- The Washington Times - Tuesday, July 15, 2014

Senate Minority Leader Mitch McConnell pushed back Tuesday at Democrats’ claims the GOP is harming women with their support of the Supreme Court’s recent birth-control decision by highlighting the less popular aspects of Obamacare as a whole.

“Research shows that women make about 80 percent of the health care decisions for their families in this country,” the Kentucky Republican said. “And yet Obamacare has caused countless women to lose the health care plans they had and liked.”

The leader’s comments come amid the Democrats’ full-court press to reverse the high court’s “Hobby Lobby” decision, which said closely held corporations do not have to insure contraceptives they object to on moral grounds, even though an Obamacare rule required them to as part of company plans.

Sen. Mark Udall, a Colorado Democrat locked in a re-election battle, authored legislation with Sen. Patty Murray, Washington Democrat, to make sure corporations cannot refuse to insure a health service when its legally mandated.

The GOP says Democrats are stretching the facts around “Hobby Lobby” for political gain, making it seem as though employers can somehow block women from getting contraceptives of their choosing when the case is really about insuring the drugs and services.

Mr. McConnell announced Tuesday that GOP lawmakers will file a bill of their own to make sure employers do not get in the way of access.

“Instead of restricting Americans’ religious freedoms, we should preserve a woman’s ability to make contraceptive decisions for herself,” Mr. McConnell said. “And that’s why we plan to introduce legislation this week that says no employer can block any employee from legal access to her FDA-approved contraceptives.”

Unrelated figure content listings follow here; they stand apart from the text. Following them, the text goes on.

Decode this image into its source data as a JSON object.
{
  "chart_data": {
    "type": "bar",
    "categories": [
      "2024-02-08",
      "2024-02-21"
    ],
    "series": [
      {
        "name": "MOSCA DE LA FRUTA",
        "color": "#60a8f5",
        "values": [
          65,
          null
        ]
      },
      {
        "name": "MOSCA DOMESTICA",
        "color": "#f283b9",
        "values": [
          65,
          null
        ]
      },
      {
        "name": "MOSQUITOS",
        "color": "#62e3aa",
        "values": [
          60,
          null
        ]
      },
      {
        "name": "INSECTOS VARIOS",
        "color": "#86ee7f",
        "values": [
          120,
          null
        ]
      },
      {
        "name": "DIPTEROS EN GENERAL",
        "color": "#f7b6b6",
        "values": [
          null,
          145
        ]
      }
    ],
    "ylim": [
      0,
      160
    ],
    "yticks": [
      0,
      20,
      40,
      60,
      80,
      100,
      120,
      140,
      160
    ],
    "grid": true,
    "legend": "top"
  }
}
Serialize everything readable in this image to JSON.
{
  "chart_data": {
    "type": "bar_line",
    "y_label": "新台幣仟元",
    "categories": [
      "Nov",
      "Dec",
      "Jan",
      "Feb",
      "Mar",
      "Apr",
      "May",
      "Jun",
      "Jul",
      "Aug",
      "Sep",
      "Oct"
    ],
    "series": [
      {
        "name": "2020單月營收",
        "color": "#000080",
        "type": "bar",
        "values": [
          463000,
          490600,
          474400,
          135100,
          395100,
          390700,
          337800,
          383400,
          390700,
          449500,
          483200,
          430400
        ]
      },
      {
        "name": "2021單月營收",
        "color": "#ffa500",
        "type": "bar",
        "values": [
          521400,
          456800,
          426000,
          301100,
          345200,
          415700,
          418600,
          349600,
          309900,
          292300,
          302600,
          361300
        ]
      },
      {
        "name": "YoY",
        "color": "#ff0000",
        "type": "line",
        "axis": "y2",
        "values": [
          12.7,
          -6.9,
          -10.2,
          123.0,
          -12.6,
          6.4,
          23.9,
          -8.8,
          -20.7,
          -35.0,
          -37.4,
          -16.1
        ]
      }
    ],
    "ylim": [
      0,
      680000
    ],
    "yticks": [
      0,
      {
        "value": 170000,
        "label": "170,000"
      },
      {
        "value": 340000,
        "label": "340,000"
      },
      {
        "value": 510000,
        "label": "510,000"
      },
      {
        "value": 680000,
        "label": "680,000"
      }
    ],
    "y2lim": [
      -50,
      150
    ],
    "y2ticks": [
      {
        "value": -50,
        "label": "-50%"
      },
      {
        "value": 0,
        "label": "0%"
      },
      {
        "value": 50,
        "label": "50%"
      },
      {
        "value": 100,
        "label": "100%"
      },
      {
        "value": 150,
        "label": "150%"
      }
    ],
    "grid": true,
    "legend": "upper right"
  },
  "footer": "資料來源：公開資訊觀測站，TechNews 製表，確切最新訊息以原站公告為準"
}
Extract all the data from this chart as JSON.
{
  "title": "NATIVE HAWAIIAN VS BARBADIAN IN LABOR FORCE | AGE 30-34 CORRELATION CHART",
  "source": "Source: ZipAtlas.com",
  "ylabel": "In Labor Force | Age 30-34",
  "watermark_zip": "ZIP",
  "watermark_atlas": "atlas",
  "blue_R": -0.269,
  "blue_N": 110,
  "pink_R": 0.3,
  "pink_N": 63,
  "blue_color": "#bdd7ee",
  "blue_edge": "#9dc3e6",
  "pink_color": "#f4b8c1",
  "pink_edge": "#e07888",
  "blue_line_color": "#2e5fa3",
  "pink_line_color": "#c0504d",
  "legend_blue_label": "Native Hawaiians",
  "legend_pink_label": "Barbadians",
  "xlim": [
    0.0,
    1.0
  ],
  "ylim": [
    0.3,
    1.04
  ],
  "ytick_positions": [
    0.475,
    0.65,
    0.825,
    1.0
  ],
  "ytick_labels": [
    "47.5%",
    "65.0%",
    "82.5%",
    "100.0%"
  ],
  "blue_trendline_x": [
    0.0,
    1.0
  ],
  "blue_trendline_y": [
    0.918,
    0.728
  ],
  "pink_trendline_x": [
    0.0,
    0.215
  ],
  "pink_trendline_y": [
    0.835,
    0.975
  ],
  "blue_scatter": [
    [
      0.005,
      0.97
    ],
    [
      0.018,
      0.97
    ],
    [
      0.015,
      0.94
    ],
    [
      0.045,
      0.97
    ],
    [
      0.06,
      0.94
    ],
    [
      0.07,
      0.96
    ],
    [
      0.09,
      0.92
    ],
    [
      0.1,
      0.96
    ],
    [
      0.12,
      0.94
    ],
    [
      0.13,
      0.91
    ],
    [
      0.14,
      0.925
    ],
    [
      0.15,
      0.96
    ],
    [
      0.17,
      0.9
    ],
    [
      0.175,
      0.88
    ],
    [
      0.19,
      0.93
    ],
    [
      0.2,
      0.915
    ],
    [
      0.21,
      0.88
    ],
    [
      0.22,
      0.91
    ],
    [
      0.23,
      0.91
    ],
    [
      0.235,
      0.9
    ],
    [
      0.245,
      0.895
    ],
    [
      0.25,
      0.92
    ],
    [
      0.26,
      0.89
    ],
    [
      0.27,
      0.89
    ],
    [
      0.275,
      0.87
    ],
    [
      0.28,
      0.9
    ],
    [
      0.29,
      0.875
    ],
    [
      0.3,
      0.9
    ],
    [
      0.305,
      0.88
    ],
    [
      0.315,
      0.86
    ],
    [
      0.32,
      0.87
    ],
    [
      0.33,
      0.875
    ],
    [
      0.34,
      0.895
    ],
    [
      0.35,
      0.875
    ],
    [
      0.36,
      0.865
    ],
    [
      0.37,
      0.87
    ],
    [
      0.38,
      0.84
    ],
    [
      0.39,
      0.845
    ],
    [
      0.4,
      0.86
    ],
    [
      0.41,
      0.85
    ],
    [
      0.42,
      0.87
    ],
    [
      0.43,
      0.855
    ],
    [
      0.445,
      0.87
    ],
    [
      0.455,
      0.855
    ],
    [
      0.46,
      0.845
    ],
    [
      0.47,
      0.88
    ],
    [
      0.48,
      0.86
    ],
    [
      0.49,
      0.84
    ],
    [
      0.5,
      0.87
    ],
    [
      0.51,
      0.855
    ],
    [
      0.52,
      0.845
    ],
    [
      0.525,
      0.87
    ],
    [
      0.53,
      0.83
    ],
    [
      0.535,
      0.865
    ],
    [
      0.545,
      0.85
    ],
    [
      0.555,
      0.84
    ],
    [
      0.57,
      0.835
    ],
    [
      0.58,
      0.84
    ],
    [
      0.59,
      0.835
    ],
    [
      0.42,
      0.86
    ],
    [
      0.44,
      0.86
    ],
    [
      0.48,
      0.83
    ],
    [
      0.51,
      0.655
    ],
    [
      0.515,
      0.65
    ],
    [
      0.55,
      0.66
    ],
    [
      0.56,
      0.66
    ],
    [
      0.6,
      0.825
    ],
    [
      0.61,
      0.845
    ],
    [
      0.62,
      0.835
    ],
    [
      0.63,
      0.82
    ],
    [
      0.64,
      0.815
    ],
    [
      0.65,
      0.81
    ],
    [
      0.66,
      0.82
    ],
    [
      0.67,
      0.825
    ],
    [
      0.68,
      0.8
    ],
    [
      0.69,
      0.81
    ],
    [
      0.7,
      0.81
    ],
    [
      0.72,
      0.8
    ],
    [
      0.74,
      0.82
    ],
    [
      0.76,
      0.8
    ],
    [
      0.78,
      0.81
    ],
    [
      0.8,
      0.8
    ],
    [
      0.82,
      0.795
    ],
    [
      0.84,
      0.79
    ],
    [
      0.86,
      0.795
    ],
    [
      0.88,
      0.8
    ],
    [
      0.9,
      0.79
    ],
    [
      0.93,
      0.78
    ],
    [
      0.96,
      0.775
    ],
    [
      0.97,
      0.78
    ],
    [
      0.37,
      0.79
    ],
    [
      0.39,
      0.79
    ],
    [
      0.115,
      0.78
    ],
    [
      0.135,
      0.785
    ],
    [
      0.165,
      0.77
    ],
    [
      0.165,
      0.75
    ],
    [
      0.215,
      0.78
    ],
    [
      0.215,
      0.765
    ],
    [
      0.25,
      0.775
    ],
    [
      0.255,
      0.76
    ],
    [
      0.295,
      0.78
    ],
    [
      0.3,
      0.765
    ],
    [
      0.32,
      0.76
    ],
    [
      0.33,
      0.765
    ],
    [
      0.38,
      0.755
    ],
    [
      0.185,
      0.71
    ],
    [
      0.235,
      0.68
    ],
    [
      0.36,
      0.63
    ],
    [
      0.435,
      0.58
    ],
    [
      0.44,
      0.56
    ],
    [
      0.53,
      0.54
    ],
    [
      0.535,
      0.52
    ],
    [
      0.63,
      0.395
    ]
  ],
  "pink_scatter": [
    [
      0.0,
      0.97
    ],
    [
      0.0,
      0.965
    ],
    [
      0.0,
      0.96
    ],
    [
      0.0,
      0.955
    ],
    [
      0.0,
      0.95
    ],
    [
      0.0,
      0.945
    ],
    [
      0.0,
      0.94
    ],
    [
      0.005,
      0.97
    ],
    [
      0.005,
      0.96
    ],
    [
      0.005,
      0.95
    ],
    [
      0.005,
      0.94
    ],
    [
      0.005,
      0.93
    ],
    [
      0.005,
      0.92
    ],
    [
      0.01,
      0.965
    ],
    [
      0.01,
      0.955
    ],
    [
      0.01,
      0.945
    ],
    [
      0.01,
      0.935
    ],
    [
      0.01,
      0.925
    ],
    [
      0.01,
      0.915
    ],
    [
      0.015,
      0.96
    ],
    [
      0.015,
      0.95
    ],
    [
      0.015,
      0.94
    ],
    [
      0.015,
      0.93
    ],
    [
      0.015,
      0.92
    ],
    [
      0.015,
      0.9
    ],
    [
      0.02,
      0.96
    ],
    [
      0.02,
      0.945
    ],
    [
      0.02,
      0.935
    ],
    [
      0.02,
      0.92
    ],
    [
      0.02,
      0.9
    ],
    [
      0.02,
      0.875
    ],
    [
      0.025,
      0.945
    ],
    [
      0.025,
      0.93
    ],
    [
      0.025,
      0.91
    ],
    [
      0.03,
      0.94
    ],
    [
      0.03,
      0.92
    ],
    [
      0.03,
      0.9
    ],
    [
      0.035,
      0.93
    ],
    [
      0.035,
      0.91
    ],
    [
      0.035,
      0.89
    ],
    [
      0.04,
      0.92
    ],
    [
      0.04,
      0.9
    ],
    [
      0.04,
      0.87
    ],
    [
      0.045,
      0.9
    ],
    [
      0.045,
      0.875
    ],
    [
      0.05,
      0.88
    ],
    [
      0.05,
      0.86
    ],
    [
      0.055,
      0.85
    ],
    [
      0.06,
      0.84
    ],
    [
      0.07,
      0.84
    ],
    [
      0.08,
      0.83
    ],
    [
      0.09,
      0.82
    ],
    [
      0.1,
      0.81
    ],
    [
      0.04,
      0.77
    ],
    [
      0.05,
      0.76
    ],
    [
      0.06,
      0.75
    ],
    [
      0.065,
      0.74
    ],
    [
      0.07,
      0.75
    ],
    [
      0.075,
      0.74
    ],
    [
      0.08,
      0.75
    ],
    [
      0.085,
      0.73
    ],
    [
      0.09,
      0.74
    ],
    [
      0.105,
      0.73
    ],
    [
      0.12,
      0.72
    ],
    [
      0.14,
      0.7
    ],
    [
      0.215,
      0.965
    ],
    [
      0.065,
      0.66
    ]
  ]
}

Unswayed, Democrats took to the floor to trumpet their own bill.

Mr. Udall said women use contraceptives for an array of health care needs, and that corporate owners should not act as a “gatekeeper” to affordable contraceptives.

“That’s not acceptable to Coloradans,” he said.

Senate Majority Leader Harry Reid, Nevada Democrat, has signaled the chamber will act on the bill this week, although the measure will surely die in the Republican-led House.